All’inizio di luglio il barile ha toccato il record storico di 150 dollari (il doppio rispetto all’anno precedente) grazie alla debolezza del dollaro e alla forte domanda da parte dei Paesi in via di sviluppo. Negli ultimi tre mesi, a causa del peggioramento della crisi mondiale che sta riducendo i consumi, il valore dell’oro nero è sceso del 50% arrivando sotto ai 70 dollari. Il gas naturale si è messo in scia, anche
se con un crollo meno pronunciato. “Questa altalena ha condizionato negativamente i titoli del comparto energetico: sia quelli che dipendono dalle valutazioni del petrolio e del gas come le società di trivellazione, sia quelle il cui business è meno correlato come le aziende di servizi del comparto”, spiega in uno studio David Kathman, analista di Morningstar.
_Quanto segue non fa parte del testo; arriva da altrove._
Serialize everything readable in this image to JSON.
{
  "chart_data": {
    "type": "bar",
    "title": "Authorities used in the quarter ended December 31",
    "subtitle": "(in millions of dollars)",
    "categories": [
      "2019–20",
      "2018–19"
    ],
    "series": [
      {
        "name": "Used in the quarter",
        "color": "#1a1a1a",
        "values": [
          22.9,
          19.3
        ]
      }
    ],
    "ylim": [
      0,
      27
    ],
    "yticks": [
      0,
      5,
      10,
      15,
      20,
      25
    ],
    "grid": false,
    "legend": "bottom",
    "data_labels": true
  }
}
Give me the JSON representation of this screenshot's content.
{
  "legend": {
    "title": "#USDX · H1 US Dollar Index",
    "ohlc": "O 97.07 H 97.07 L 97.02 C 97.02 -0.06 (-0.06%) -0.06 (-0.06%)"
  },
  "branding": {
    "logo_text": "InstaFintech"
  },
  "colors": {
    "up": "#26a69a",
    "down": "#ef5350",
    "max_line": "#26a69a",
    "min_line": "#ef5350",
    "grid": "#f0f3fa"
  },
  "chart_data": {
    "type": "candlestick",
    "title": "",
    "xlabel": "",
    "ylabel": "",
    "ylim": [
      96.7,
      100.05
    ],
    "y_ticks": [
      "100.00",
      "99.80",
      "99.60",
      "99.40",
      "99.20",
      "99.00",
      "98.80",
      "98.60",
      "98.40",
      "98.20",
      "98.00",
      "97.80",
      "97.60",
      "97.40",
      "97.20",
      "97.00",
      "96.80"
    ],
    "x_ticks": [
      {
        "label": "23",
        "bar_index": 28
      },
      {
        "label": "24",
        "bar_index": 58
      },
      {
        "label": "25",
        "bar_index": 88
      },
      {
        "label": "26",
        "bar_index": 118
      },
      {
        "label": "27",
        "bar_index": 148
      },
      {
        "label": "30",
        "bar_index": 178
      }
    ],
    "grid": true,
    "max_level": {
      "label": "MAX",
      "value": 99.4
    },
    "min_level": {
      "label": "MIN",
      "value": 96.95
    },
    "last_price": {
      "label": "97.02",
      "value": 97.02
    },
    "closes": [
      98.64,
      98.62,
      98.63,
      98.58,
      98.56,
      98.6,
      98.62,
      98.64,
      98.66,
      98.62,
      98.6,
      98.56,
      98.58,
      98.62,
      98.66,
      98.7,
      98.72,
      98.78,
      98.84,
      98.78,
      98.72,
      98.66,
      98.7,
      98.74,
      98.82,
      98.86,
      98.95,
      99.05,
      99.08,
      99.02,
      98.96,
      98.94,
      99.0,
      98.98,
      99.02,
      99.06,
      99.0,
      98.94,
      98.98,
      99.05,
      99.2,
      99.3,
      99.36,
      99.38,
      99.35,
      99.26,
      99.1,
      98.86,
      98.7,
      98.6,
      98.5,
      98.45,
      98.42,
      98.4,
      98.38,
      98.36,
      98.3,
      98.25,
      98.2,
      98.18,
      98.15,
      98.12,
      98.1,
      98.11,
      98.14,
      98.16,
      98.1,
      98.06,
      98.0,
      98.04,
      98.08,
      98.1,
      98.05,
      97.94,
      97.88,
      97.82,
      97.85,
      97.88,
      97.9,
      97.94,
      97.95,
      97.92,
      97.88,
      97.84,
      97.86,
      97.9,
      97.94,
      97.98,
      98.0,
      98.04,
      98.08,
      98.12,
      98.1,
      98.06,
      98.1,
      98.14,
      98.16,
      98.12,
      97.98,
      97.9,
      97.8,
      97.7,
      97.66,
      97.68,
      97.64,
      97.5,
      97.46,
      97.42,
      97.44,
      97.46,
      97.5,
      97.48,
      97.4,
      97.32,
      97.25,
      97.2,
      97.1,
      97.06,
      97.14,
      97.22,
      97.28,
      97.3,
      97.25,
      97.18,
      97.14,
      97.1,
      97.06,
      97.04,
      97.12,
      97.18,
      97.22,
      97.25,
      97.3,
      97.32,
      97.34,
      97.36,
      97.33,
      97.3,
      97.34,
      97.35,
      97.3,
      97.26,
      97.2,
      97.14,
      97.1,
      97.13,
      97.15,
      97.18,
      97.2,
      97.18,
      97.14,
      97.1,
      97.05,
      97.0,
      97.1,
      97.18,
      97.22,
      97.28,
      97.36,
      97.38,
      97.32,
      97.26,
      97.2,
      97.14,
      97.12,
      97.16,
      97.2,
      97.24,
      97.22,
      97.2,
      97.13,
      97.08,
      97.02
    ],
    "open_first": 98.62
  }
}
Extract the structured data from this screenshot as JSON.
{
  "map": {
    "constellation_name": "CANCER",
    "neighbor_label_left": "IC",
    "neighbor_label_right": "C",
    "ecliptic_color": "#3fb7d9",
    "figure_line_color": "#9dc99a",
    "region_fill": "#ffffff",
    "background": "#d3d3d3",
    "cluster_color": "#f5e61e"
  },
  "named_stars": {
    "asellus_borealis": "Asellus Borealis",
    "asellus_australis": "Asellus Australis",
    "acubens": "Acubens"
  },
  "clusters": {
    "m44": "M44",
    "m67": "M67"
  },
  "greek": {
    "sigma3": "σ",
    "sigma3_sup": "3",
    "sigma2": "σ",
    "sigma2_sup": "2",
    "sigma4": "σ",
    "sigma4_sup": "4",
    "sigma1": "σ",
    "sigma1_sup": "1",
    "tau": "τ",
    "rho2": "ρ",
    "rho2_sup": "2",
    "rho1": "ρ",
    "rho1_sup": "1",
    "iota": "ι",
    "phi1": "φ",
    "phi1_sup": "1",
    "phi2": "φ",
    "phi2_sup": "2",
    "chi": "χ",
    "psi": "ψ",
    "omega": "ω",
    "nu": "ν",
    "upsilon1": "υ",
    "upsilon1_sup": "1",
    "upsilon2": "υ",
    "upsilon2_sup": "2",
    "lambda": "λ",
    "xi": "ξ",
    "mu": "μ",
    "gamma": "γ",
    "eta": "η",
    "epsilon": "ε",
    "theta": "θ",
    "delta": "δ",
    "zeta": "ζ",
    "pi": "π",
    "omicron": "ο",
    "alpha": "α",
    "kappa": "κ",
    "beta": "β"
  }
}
Un paio di esempi: National Oilwell Varco (servizi) fra aprile e giugno ha guadagnato il 52%, ma in quattro mesi ha lasciato per strada il 65%. Anadarko Petroleum da febbraio a maggio era salita del 32%. Da allora ha perso più del 50%.
Non tutto è perduto, comunque. “Questo andamento non è quello che gli investitori si devono aspettare nel lungo termine”, dice l’analista. “Presumibilmente il prezzo del petrolio, i titoli energetici e i portafogli che li contengono torneranno a crescere. Nel breve periodo, invece, se si hanno strumenti troppo concentrati in questo comparto bisognerà fare i conti con una forte volatilità”.